Eenstipslakkenspoormot | |||||||||||||
---|---|---|---|---|---|---|---|---|---|---|---|---|---|
Taxonomische indeling | |||||||||||||
| |||||||||||||
Soort | |||||||||||||
Phyllocnistis unipunctella (Stephens, 1834) | |||||||||||||
pop | |||||||||||||
mijn | |||||||||||||
Afbeeldingen op Wikimedia Commons | |||||||||||||
Eenstipslakkenspoormot op Wikispecies | |||||||||||||
|
De eenstipslakkenspoormot (Phyllocnistis unipunctella) is een vlinder uit de familie mineermotten (Gracillariidae). De wetenschappelijke naam is voor het eerst geldig gepubliceerd in 1834 door Stephens.

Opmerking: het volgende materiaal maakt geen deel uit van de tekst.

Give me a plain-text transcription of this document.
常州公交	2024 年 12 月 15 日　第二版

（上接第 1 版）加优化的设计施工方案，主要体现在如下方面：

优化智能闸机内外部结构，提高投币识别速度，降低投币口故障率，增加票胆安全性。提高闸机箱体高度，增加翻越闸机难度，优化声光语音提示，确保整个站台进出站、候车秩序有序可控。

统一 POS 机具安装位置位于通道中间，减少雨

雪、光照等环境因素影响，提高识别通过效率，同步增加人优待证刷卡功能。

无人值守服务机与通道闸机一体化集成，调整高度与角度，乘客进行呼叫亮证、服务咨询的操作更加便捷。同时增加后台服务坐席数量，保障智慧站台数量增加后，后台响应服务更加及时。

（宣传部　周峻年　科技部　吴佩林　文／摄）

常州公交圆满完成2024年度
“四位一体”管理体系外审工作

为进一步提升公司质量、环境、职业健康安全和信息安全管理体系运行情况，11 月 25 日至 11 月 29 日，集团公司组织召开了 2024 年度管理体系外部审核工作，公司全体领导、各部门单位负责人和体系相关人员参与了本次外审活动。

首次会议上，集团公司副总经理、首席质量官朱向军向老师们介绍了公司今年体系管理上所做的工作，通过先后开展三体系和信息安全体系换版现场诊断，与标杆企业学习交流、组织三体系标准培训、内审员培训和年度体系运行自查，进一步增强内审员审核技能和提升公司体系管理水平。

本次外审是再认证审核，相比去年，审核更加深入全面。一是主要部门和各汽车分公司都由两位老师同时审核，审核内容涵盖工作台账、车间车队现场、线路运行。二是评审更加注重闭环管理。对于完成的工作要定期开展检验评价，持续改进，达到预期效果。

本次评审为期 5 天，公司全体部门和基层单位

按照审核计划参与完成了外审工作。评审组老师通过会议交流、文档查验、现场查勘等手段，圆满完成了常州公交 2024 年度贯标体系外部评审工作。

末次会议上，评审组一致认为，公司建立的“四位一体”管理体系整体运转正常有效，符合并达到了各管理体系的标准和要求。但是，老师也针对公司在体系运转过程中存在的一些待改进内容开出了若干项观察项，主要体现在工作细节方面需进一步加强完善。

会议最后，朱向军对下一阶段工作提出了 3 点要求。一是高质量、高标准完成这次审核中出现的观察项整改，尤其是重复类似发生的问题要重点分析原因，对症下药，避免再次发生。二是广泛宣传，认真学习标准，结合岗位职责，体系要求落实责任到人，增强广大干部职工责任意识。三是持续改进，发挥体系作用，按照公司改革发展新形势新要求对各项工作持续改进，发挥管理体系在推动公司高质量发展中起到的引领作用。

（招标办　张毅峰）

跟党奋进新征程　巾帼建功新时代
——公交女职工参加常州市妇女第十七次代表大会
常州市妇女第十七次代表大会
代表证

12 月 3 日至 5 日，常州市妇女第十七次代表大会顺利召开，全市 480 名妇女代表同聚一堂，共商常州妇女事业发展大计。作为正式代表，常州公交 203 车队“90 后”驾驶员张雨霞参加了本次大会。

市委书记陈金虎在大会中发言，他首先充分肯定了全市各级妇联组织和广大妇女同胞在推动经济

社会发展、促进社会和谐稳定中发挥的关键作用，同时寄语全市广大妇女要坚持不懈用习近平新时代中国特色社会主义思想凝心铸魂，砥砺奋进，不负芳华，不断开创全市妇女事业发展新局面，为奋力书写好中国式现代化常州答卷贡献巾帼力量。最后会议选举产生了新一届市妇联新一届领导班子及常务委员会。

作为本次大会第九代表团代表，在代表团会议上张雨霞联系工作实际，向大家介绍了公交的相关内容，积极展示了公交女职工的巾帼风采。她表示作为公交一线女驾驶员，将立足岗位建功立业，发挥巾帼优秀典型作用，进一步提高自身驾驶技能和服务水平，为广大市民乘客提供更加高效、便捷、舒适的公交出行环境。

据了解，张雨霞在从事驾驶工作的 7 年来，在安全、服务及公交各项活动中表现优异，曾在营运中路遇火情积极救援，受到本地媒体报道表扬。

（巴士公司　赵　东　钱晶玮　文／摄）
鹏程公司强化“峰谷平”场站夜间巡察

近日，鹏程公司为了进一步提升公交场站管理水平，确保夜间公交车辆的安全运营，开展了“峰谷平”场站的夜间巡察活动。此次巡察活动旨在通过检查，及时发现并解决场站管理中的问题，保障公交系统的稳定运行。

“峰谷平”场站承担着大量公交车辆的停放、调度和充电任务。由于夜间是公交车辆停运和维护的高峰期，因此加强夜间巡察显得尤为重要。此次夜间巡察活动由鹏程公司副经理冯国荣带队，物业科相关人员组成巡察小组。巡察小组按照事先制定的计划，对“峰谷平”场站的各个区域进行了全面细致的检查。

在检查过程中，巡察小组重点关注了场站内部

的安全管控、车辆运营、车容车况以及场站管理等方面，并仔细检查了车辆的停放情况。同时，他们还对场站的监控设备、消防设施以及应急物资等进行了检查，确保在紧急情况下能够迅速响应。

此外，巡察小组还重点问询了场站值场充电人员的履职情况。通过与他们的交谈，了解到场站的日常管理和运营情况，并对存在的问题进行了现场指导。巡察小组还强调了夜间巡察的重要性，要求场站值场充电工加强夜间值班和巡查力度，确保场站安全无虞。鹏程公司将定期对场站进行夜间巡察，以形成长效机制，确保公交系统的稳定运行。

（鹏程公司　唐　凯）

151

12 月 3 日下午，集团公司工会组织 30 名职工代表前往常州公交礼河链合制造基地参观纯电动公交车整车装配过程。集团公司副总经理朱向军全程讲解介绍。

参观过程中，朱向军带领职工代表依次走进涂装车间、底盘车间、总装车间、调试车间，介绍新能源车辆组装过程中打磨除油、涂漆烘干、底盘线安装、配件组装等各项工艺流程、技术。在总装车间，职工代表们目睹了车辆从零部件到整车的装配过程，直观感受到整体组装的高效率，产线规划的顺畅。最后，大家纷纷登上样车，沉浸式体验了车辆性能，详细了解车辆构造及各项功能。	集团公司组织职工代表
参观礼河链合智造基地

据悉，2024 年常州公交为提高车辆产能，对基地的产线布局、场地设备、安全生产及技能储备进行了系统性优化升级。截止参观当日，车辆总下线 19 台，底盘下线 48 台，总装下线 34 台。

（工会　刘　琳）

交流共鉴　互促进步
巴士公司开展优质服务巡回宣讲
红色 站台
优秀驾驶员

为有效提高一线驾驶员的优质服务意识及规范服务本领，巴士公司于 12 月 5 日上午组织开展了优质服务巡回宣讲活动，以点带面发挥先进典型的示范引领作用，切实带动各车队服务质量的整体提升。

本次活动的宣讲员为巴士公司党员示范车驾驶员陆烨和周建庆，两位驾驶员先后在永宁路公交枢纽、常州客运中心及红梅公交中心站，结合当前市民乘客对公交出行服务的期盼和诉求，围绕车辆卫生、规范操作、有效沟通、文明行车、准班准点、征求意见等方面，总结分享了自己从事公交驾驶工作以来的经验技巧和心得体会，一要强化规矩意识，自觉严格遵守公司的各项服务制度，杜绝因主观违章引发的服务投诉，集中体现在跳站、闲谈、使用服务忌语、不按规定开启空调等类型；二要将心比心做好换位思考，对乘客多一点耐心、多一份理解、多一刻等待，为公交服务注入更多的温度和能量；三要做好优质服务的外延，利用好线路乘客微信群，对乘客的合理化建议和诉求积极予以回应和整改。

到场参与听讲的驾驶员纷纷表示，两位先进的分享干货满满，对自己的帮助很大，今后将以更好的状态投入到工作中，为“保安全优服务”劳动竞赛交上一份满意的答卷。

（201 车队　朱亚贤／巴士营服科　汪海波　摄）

De zeer kleine, meestal witgekleurde vlinders, ongeveer 3,5 mm lang, hebben een spanwijdte van 7–8 mm. Bij de punt van de voorvleugels bevindt zich een prominente zwarte stipachtige vlek, van waaruit twee donkere striemen naar de buitenrand van de vleugels leiden. Er zijn vier of vijf donkere striemen aan de voorkant (costa) van de voorvleugels en drie aan de binnenrand (dorsum). De tweede rand van de voorste rand en de eerste rand van de binnenste rand vormen meestal een band. Het gebied tussen de eerste en tweede dorsale striemen is iets donkerder. De voorvleugels tonen een verdonkerd gebied in het midden, vaak een andere aan de vleugelbasis. De achtervleugels hebben een donkere centrale lengtelijn.

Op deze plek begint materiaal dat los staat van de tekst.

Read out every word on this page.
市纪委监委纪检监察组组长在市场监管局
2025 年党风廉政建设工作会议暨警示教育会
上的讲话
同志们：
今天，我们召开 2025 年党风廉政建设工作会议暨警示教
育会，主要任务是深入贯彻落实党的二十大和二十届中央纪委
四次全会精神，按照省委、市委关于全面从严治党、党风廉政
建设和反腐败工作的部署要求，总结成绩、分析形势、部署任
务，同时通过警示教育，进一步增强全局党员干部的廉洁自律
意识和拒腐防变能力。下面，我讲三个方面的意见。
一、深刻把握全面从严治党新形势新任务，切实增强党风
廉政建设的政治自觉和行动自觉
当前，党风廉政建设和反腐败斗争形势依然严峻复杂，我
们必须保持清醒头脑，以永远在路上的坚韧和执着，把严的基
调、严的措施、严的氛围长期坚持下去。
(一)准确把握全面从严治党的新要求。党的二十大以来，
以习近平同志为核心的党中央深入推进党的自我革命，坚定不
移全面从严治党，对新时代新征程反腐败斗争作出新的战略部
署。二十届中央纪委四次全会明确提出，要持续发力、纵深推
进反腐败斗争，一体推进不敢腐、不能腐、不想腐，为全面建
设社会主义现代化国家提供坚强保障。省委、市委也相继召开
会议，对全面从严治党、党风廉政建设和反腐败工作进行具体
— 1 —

Er zijn verschillende zeer gelijkaardige vlinders, waaronder Phyllocnistis saligna en Phyllocnistis xenia. Een andere zeer vergelijkbare soort, Phyllocnistis extrematrix, trekt sinds de jaren 2000 vanuit het oosten naar Centraal-Europa en heeft nu West-Europa bereikt. Phyllocnistis unipunctella en Phyllocnistis extrematrix gebruiken o.a. de zwarte populier (Populus nigra) als waardplant. De rupsen van Phyllocnistis extrematrix graven zich echter aanvankelijk in de takken van jonge planten en dringen pas in het laatste stadium via de bladsteel (bladsteel) in een blad door, waar ze net als Phyllocnistis unipunctella verpoppen in een omgevouwen bladrand.
De soort is wijdverbreid in Europa. Hun voorkomen varieert van Fennoscandinavië en de Britse eilanden in het noorden tot de Middellandse Zeegebied en het Midden-Oosten.
De rupsen van Phyllocnistis unipunctella mineren in de bladeren van verschillende populiersoorten, met name de Ontariopopulier (Populus balsamifera), Zwarte populier (Populus nigra) en de Zwarte balsempopulier (Populus trichocarpa). Als aanvullende waardplanten worden genoemd Populus × canadensis, Populus deltoides, Populus euphratica, Populus × jackii, Populus simonii en Populus suaveolens
In de vorige eeuw vormden de vlindersoorten twee generaties per jaar met rupsen van juni tot juli en van augustus tot september. De soort ontwikkelt zich nu minstens drie generaties per jaar, waarbij de eerste generatie rupsen al in april verschijnt. De eerste generatie rupsen mineren voornamelijk aan de onderkant van het blad. In het derde larvale stadium hebben ze een ongepigmenteerd nekschild. De rupsen van de tweede en derde generatie daarentegen mijnen aan de bovenzijde van het blad en hebben in het derde larvale stadium een donker nekschild. De zilverwitte aderen vormen een zigzagpatroon. De rupsen verlaten uiteindelijk de bladmijn en spinnen een cocon aan de rand van het blad, waardoor het blad zich op dit punt oprolt en naar binnen verpopt. De imagines van de laatste generatie overwinteren.